Get Outside in the U.S.A.

‘Tis the season to get outside. Frolic in the sunshine at these five open-air events across America.

Tango in the woods:

Tanglewood, the world-renowned music festival and summer home of the Boston Symphony Orchestra (BSO), marks two major milestones in 2015: the 75th anniversary of the Berkshires-based Music Center (alums include Seiji Ozawa and Wynton Marsalis) and the inaugural season of BSO Music Director Andris Nelsons.

The celebratory lineup includes Tony Bennett and Lady Gaga; Yo-Yo Ma; and the Boston Pops; plus perennial events such as the day-long Tanglewood on Parade, which ends with fireworks.

Unleash your inner cowboy:

Pony up and chow down at Kansas’ biggest Old West fest.
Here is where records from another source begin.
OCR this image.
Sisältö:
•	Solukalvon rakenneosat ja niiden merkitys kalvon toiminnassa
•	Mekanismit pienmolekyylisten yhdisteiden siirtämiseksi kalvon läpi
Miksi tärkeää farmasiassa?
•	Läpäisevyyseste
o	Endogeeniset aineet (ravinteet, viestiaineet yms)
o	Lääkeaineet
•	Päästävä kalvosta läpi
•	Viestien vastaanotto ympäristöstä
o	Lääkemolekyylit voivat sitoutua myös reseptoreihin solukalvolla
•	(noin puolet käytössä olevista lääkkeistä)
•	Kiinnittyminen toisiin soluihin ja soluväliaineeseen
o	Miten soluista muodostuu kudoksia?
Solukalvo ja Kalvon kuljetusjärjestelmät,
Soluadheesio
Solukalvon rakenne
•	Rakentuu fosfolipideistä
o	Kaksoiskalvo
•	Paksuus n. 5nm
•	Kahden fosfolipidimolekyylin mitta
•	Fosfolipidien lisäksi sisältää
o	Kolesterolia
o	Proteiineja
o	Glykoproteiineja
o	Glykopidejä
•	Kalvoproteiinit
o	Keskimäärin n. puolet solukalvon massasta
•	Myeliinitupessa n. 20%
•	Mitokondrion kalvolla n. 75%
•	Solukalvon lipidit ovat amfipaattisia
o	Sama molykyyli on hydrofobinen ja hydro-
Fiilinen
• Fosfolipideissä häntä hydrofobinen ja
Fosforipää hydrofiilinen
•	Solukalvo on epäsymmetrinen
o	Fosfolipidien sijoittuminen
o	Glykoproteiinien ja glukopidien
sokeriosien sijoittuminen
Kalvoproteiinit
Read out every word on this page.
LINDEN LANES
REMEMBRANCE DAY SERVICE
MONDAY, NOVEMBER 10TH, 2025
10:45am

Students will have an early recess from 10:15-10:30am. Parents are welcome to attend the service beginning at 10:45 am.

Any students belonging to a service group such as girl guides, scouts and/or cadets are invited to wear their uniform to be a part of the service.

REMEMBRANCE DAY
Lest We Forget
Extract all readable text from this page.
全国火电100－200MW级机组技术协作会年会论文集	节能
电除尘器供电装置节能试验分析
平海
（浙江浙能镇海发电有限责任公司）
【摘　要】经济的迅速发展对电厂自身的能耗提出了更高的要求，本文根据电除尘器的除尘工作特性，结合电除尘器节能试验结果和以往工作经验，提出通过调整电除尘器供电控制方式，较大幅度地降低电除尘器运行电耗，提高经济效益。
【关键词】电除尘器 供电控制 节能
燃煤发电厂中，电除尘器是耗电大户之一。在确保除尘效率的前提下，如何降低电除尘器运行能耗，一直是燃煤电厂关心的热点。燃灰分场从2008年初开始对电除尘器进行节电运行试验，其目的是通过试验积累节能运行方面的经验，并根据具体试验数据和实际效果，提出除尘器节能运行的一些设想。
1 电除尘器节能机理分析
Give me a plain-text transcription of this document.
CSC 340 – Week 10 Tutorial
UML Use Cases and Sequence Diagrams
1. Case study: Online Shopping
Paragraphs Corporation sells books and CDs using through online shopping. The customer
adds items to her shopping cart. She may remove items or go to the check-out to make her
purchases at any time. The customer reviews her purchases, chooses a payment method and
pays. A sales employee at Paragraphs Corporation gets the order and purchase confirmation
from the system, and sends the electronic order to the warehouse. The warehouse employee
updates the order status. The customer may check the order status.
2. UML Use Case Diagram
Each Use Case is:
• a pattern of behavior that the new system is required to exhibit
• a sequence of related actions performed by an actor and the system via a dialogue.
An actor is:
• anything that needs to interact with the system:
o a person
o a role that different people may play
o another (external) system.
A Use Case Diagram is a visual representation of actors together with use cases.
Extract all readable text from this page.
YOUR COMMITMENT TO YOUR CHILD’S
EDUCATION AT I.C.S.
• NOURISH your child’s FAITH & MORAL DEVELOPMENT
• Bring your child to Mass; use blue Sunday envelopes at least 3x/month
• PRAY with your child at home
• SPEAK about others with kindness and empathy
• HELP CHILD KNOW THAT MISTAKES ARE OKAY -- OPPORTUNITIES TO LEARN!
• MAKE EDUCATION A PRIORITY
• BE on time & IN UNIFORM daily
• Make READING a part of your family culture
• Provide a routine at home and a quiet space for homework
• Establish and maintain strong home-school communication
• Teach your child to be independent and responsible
Top draws at Dodge City Days include the Roundup Rodeo, Food Truck Wars, and a longhorn cattle drive along Wyatt Earp Boulevard—be sure to sit on the north side for frighteningly close views.

This year’s festival, which takes place July 24-August 2, salutes the 150th anniversary of Fort Dodge, the frontier fort built to protect pioneer wagons traveling on the Santa Fe Trail.

Engage in urban exploration:

Named for Chicago’s zip code prefix, the 606 is a linear park-and-trail system that links four community parks and four northwest neighborhoods: Wicker ParkBucktown, Humboldt Park, and Logan Square.

Spanning the urban oasis is the centerpiece Bloomingdale Trail, a multiuse skyway built on a former elevated railroad. At the western trailhead, climb the mounded Exelon Observatory for unexpected hilltop views of the flat Windy City.

Basque in culture in Idaho:

Staged every five years, Jaialdi is a multisensory bash celebrating all things Basque.

At the Basque Block, the cultural heart of Boise’s thriving Basque community, sip festival favorite kalimotxo, or red wine and Coke over ice; learn the jumping jota folk dance steps; and witness farm feats of strength such as oxcart pulling and hay bale throwing.

Walk and smell the flowers:

When Rocky Mountain National Park was established in 1915, Colorado Mountain Club (CMC) members led a campaign to protect, not pick, the wildflowers.

Celebrate the park’s 100th birthday in 2015 by joining a free, CMC-led wildflower walk. Certified native plant masters accompany each group to identify the flora, which ranges from the ubiquitous columbine to the rarely seen yellow snow lily, growing in remote reaches of the park.